Vast.ai is a GPU rental marketplace where crypto miners, gamers, and random people with expensive graphics cards rent them out to make money. Instead of AWS owning all their hardware, you're renting some dude's RTX 4090 in his basement - which is why it's dirt cheap and occasionally unreliable as hell.
The Marketplace Reality
Here's how it actually works: People install Vast's host software on their machines, set whatever prices they want, and hope someone rents their GPU. You browse their listings like Craigslist, except for compute power instead of used furniture. When you find a machine that looks decent, you pray it actually works and launch a Docker container.
The whole thing runs on supply and demand. When everyone wants H100s for training, prices spike. When crypto crashes and miners need to pay rent, prices plummet. I've seen A100s go from $0.80/hour to $3.00/hour in the same day depending on who's trying to train what.
Pro tip: Set price alerts because GPU prices fluctuate like cryptocurrency.
Three Ways to Get Screwed by Pricing
On-Demand Instances are supposed to be "guaranteed" but cost the most. They won't get interrupted by higher bidders, but the host can still randomly reboot their machine or lose internet connection.
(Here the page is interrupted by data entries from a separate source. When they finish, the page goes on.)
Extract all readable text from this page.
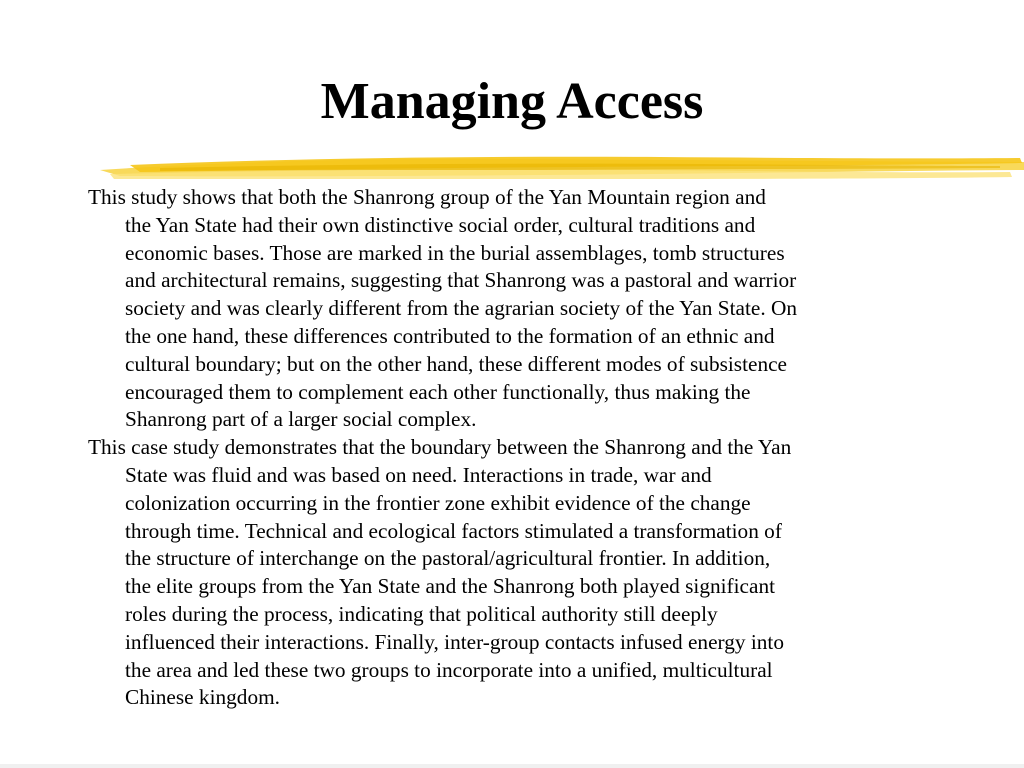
Managing Access

This study shows that both the Shanrong group of the Yan Mountain region and
the Yan State had their own distinctive social order, cultural traditions and
economic bases. Those are marked in the burial assemblages, tomb structures
and architectural remains, suggesting that Shanrong was a pastoral and warrior
society and was clearly different from the agrarian society of the Yan State. On
the one hand, these differences contributed to the formation of an ethnic and
cultural boundary; but on the other hand, these different modes of subsistence
encouraged them to complement each other functionally, thus making the
Shanrong part of a larger social complex.

This case study demonstrates that the boundary between the Shanrong and the Yan
State was fluid and was based on need. Interactions in trade, war and
colonization occurring in the frontier zone exhibit evidence of the change
through time. Technical and ecological factors stimulated a transformation of
the structure of interchange on the pastoral/agricultural frontier. In addition,
the elite groups from the Yan State and the Shanrong both played significant
roles during the process, indicating that political authority still deeply
influenced their interactions. Finally, inter-group contacts infused energy into
the area and led these two groups to incorporate into a unified, multicultural
Chinese kingdom.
It's the most reliable option on a platform where reliability is relative.
Interruptible Instances are where you bid against other users like some dystopian GPU auction. Bid too low and your training job gets paused every 10 minutes. Bid too high and you're paying on-demand prices anyway. The sweet spot changes hourly and nobody tells you what it is.
Reserved Instances lock you into paying for hardware that might die tomorrow. Great discount if the host keeps their machine online for months. Terrible deal when their mining rig catches fire after week 2.
Security (or Lack Thereof)
You're literally running code on stranger's computers, so yeah, security is interesting. Vast.ai tries to verify hosts and track reliability, but "verified" just means the machine responded to a ping test, not that it won't suddenly disappear.
The Docker isolation is solid - you can't access the host's files or other users' containers. But if you're training on sensitive data, remember that your models are sitting on some random person's SSD. Enterprise customers get dedicated clusters that are basically fancy ways of avoiding the guy mining Dogecoin between your training runs.